Bild: Es gibt noch viel zu tun für die Automobilindustrie auf dem Weg zur Elek…
Berlin taz | Öffnen Sie mal die Motorhaube Ihres Autos. Schauen Sie nach,
was in Ihrem Fahrzeug nicht mehr gebraucht würde, wäre es ein E-Auto: der
ganze Verbrennungsmotor mit Zylindern, Kolben und Einspritzsystem, dazu
Getriebe, Gangschaltung, Auspuff, Abgasreinigungsanlage, Tank. All diese
Teile braucht ein Elektroauto nicht. Und wenn es dereinst keine Fahrzeuge
mit Verbrennungsmotoren mehr gibt, braucht auch niemand mehr Fabriken und
Arbeitskräfte, die diese Teile herstellen.

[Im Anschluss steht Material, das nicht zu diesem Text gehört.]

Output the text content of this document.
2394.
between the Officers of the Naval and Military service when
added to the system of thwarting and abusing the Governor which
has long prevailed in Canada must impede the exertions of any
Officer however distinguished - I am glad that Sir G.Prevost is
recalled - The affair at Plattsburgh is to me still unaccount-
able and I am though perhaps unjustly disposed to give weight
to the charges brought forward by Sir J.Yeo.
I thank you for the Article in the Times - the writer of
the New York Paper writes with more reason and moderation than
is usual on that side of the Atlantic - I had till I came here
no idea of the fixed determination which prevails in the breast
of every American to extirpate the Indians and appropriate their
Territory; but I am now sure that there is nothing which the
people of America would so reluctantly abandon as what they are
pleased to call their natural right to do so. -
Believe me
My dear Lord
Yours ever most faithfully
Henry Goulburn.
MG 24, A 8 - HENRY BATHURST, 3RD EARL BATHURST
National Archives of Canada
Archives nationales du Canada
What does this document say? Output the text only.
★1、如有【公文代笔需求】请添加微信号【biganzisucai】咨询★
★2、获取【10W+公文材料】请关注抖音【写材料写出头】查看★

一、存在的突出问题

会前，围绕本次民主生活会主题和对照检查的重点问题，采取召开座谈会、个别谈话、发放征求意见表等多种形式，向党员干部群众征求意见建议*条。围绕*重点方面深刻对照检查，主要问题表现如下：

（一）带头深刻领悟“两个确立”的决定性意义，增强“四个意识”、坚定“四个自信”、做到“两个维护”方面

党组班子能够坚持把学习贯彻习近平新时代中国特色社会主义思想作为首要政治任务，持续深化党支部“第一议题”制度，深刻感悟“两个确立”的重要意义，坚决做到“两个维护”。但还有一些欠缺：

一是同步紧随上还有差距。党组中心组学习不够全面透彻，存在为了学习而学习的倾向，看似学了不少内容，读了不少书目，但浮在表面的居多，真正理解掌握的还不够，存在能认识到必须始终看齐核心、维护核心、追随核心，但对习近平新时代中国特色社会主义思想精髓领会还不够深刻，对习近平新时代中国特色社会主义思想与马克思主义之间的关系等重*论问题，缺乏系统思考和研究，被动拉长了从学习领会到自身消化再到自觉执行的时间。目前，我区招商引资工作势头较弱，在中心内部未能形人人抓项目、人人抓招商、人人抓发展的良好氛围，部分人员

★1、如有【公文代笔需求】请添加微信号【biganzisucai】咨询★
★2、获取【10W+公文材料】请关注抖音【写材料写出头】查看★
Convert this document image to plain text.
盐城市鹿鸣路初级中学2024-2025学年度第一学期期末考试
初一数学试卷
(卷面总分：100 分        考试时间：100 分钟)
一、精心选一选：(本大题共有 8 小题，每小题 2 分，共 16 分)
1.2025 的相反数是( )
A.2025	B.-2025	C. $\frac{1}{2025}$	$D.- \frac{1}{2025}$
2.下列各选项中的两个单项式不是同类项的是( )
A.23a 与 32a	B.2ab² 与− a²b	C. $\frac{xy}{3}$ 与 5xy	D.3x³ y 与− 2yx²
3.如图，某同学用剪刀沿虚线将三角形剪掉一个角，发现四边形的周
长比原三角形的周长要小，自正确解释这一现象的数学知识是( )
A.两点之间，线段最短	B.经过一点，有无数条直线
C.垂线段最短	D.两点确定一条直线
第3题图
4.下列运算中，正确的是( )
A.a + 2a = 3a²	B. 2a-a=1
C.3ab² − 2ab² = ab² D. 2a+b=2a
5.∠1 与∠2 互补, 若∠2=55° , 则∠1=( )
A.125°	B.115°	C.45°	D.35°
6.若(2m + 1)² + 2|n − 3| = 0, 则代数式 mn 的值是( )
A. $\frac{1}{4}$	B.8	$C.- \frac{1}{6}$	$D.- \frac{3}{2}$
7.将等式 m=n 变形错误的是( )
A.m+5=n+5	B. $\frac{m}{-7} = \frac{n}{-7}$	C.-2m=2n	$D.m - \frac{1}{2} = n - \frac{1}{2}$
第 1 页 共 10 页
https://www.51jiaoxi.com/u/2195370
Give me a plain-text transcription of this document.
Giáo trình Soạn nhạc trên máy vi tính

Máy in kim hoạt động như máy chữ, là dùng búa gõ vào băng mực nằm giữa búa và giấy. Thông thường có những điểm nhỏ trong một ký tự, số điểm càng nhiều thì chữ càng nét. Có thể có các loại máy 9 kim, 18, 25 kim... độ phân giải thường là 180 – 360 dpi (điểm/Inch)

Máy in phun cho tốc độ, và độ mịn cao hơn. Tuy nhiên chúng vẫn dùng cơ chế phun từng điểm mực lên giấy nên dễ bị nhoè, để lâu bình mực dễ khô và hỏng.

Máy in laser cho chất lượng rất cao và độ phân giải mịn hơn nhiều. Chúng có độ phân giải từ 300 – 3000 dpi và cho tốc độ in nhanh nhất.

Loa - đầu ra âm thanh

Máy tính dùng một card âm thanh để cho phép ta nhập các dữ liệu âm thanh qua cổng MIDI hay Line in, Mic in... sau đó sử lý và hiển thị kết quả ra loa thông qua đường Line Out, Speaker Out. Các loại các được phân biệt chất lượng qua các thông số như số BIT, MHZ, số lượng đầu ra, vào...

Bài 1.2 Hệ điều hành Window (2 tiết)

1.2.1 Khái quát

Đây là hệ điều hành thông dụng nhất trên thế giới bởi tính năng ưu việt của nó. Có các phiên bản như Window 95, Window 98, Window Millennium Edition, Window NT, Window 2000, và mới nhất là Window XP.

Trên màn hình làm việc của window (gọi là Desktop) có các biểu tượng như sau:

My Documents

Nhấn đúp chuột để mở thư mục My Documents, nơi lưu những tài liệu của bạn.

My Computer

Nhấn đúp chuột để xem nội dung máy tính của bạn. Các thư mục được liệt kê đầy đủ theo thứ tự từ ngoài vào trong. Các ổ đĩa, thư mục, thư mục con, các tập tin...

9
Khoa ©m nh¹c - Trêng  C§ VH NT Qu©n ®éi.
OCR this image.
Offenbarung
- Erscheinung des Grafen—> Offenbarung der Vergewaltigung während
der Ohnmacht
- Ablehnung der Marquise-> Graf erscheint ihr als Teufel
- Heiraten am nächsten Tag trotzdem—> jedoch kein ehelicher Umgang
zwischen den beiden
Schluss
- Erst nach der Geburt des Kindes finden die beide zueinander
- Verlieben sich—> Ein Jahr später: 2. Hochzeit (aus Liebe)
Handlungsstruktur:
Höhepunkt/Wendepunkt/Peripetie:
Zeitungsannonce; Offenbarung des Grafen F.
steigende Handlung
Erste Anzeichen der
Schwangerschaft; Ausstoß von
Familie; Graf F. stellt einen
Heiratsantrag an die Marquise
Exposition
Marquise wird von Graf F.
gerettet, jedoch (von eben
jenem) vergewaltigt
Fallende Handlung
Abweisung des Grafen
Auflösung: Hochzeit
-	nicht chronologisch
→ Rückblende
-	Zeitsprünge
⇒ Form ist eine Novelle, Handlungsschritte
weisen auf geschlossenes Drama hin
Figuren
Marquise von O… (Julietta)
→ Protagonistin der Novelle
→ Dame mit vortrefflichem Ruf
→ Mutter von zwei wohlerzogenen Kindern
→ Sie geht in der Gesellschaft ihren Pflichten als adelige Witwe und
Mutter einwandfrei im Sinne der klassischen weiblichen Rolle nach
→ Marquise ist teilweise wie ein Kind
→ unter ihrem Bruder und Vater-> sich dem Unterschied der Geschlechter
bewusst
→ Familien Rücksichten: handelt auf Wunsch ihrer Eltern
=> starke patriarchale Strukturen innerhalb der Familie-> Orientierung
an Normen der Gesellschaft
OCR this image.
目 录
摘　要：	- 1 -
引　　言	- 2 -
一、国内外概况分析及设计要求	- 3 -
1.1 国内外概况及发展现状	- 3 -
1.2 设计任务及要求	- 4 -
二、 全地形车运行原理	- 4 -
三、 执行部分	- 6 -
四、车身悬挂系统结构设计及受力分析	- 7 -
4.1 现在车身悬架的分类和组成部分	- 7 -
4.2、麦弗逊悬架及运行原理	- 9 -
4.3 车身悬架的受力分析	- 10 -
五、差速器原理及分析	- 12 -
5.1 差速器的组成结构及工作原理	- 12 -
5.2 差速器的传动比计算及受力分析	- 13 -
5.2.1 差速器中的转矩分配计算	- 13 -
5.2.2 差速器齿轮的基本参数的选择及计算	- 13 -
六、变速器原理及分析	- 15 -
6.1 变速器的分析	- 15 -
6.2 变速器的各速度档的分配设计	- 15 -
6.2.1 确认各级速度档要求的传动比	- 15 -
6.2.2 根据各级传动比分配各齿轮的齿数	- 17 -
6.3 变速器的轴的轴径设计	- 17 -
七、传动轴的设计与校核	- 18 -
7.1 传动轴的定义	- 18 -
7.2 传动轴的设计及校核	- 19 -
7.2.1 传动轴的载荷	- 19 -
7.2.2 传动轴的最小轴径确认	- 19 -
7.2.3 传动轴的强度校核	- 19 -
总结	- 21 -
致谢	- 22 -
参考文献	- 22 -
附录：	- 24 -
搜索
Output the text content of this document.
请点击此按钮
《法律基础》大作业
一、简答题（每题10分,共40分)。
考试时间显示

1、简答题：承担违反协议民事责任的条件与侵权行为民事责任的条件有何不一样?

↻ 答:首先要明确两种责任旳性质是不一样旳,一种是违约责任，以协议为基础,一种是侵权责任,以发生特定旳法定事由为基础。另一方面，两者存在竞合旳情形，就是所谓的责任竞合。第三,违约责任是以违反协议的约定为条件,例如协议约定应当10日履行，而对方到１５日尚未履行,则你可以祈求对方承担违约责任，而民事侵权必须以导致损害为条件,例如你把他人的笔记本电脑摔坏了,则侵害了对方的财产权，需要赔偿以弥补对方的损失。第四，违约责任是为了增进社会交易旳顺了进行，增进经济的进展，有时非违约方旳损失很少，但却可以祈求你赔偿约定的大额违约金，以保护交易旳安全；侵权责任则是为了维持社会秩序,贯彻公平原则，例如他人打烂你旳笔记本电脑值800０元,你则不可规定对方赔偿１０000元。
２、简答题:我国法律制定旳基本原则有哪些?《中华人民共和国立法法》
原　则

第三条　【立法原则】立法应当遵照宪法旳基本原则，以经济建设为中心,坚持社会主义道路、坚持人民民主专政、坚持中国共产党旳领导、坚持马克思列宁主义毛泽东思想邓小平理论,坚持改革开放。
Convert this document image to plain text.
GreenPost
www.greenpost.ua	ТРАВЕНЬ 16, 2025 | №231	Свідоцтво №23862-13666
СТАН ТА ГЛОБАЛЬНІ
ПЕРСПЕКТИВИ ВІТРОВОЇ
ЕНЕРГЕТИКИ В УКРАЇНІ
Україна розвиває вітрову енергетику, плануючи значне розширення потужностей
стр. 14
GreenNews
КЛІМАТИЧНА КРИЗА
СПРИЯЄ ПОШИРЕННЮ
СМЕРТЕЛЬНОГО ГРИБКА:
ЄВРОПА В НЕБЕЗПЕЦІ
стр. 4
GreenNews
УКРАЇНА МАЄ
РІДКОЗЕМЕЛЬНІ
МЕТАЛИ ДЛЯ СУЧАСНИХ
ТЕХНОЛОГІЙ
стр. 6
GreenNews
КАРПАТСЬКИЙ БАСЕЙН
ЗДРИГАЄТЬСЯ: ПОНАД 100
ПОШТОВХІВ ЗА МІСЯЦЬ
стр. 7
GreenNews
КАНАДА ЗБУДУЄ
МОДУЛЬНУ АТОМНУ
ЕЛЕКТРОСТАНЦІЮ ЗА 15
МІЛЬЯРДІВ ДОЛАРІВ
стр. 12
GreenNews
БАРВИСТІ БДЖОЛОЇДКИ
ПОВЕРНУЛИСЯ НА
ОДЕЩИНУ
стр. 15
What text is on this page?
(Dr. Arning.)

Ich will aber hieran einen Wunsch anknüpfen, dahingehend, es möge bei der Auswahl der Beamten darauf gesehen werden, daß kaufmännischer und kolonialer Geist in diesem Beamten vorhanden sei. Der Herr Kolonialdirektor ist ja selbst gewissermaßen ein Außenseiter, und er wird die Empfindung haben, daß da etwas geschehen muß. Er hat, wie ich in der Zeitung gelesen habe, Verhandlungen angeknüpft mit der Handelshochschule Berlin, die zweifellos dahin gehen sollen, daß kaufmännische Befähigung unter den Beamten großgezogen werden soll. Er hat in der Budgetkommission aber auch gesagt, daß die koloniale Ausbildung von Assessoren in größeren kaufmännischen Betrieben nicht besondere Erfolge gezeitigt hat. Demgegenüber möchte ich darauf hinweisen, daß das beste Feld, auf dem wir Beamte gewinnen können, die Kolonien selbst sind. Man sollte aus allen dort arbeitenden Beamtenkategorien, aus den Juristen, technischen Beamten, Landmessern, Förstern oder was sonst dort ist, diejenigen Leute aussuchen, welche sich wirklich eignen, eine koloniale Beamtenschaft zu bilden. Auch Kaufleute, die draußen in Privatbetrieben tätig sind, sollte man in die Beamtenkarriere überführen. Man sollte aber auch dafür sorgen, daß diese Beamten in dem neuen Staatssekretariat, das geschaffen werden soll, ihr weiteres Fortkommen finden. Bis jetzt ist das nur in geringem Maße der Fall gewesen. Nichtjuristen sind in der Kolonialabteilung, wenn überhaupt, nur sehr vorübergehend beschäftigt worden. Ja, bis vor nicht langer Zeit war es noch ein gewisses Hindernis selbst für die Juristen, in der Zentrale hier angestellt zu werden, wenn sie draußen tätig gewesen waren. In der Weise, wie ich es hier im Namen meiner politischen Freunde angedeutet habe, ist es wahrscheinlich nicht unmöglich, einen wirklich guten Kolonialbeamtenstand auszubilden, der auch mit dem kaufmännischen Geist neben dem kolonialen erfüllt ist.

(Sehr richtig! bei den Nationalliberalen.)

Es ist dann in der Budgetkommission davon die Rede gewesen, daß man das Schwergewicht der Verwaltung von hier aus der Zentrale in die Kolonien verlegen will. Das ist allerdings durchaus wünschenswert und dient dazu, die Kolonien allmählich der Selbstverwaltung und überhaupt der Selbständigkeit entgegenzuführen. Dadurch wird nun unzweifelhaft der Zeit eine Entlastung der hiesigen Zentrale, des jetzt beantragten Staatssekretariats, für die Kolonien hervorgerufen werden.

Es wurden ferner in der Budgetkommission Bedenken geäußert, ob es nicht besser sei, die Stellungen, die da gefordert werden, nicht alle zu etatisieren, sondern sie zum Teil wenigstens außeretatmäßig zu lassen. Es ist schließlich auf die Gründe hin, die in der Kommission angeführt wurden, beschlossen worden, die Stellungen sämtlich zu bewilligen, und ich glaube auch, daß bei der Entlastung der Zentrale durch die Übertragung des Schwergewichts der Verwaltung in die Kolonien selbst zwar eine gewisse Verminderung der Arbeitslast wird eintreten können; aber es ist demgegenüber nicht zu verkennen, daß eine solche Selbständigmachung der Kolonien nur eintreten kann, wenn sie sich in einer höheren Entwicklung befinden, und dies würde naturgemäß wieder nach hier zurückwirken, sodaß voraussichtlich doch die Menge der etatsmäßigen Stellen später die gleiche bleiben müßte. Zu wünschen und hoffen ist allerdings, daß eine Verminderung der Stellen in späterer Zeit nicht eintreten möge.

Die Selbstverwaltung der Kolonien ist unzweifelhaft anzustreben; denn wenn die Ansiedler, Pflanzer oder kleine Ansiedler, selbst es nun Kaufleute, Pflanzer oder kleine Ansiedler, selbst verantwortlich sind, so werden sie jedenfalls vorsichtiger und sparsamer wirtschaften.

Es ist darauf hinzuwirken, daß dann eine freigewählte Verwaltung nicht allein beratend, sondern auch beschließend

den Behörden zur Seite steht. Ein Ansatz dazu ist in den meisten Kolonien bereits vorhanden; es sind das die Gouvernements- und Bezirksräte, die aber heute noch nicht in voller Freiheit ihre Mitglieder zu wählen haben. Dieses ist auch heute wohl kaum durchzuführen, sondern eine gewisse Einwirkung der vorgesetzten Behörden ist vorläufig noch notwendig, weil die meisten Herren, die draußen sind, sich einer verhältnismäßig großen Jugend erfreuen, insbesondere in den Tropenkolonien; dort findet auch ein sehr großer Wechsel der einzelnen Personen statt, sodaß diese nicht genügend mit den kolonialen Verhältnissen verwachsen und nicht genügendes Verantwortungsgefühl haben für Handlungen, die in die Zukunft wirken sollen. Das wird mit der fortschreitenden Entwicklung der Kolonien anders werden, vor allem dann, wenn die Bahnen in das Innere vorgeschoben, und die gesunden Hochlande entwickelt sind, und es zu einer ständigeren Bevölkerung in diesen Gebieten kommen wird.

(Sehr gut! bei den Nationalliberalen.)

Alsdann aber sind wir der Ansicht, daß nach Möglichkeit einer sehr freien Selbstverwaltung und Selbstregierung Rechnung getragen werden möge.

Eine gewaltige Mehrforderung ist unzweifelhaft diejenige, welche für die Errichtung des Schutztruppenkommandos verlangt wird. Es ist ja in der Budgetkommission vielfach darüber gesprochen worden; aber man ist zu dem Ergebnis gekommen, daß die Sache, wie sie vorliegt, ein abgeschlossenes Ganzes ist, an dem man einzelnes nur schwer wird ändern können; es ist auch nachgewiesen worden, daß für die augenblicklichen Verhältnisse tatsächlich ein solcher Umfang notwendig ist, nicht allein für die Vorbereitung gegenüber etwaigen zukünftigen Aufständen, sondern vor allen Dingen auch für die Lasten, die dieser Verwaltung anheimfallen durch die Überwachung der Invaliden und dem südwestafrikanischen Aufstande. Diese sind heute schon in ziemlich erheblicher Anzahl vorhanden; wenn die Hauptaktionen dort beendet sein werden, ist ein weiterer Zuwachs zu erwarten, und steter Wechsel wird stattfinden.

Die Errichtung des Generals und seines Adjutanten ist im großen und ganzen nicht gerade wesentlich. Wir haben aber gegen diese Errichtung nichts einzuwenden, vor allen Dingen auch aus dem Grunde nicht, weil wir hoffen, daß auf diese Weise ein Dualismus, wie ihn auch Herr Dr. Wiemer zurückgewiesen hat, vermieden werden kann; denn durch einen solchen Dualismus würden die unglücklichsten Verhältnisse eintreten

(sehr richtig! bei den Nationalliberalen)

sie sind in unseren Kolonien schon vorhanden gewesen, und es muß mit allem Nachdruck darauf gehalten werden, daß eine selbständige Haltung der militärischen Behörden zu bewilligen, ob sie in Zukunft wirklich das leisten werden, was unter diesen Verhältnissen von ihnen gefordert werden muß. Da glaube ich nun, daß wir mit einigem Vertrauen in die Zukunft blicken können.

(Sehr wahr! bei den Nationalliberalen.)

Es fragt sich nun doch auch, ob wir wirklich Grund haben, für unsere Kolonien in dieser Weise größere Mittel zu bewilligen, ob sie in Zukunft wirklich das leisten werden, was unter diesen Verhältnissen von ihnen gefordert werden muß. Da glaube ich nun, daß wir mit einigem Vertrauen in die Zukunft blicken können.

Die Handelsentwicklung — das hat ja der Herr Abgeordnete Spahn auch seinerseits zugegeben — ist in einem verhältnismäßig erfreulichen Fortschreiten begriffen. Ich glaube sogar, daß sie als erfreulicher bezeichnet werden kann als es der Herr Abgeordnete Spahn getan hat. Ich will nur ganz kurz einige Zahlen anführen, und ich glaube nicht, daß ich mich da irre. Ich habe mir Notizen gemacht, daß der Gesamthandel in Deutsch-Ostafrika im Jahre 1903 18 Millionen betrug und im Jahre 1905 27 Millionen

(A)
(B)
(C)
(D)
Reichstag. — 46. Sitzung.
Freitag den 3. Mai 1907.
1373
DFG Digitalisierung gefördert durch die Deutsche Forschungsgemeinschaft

Die Automobilindustrie steht vor einem Umbruch. Wie viele Jobs in der
Branche, eine Stütze des Wohlstands in Deutschland, wegfallen werden, weiß
niemand. Denn noch ist unklar, wie schnell der Umbruch stattfindet. Derzeit
gibt es gerade mal 26.000 reine E-Autos in Deutschland, während rund 45
Millionen Autos von Verbrennungsmotoren angetrieben werden.
Fakt ist aber: Der Antriebsstrang eines Verbrenner-Autos ist komplexer und
in der Herstellung arbeitsintensiver als der eines E-Autos. Die verbauten
Teile im Motor sind keine einfachen Lego-Klötzchen, sondern Ergebnis
jahrzehntelanger Forschung und Herstellungsoptimierung – sie müssen hohen
Druck, Temperaturen und Geschwindigkeiten aushalten. Verschwinden die
Teile, verschwindet auch Know-how.
Einbußen wird es auch beim Drumherum geben, das zum Betrieb eines Benzin-
oder Dieselautos notwendig ist: von der Entwicklung der
Motorsteuerungssoftware bis zu den Werkstätten, von den Raffinerien bis zu
den Tankstellen. Das bedeutet: Ohne Verbrenner wird die Branche langfristig
wohl weniger Menschen beschäftigen – selbst wenn auch E-Autos Karosserien,
Achsen, Bremsen, Räder, Reifen, Sitze, Scheiben und Beleuchtung brauchen.
## Zulieferer bedroht
„Wenn das Auto mit Verbrennungsmotor durch das Elektroauto ersetzt wird,
fällt ein Großteil der Wertschöpfung weg“, sagt Stefan Bratzel, Autoexperte
an der Fachhochschule Bergisch Gladbach gegenüber der taz. 30 bis 40
Prozent der Wertschöpfung beim Verbrenner mache der Antriebsstrang aus. Ein
Verbrennungsmotor bestehe aus 1.000 Teilen, bei einem E-Motor seien es nur
50. „Das macht Herstellung und Montage eines Elektromotors wesentlich
einfacher.“
Sollten die traditionellen Autos komplett durch E-Autos ersetzt werden,
würden 20 bis 25 Prozent der Arbeitsplätze in der Autoindustrie wegfallen,
schätzt Bratzel. Ob sie durch die Batterieproduktion ersetzt werden, ist
fraglich. Manche Hersteller haben schlicht nicht vor, in diese Sparte zu
investieren. Und selbst wenn die Fertigung der Batteriezellen in
Deutschland angesiedelt wird, werden trotz hoher Wertschöpfung dafür wenige
Arbeitskräfte benötigt. Bratzel: „Die Batteriefertigung ist
hochautomatisiert.“ Dennoch sei es sinnvoll, Batterien auch in Deutschland
herzustellen, schon um die Abhängigkeit von den Produzenten in Fernost oder
den USA zu verringern.
„Die Transformation der Industrie wird aber nicht von heute auf morgen
stattfinden“, ist sich Bratzel sicher. Mitte der zwanziger Jahre werde es
wohl einen Umschwung geben, wenn wegen der Nachfrage nach Elektroautos das
absolute Volumen bei den Fahrzeugen mit Verbrennungsmotoren abnehme. Dann
könnten auch Zulieferer Probleme bei der Finanzierung von Innovationen
bekommen. Die Zulieferer müssten sich bis dahin nach neuen Branchen
umschauen oder in der E-Mobilität Fuß fassen.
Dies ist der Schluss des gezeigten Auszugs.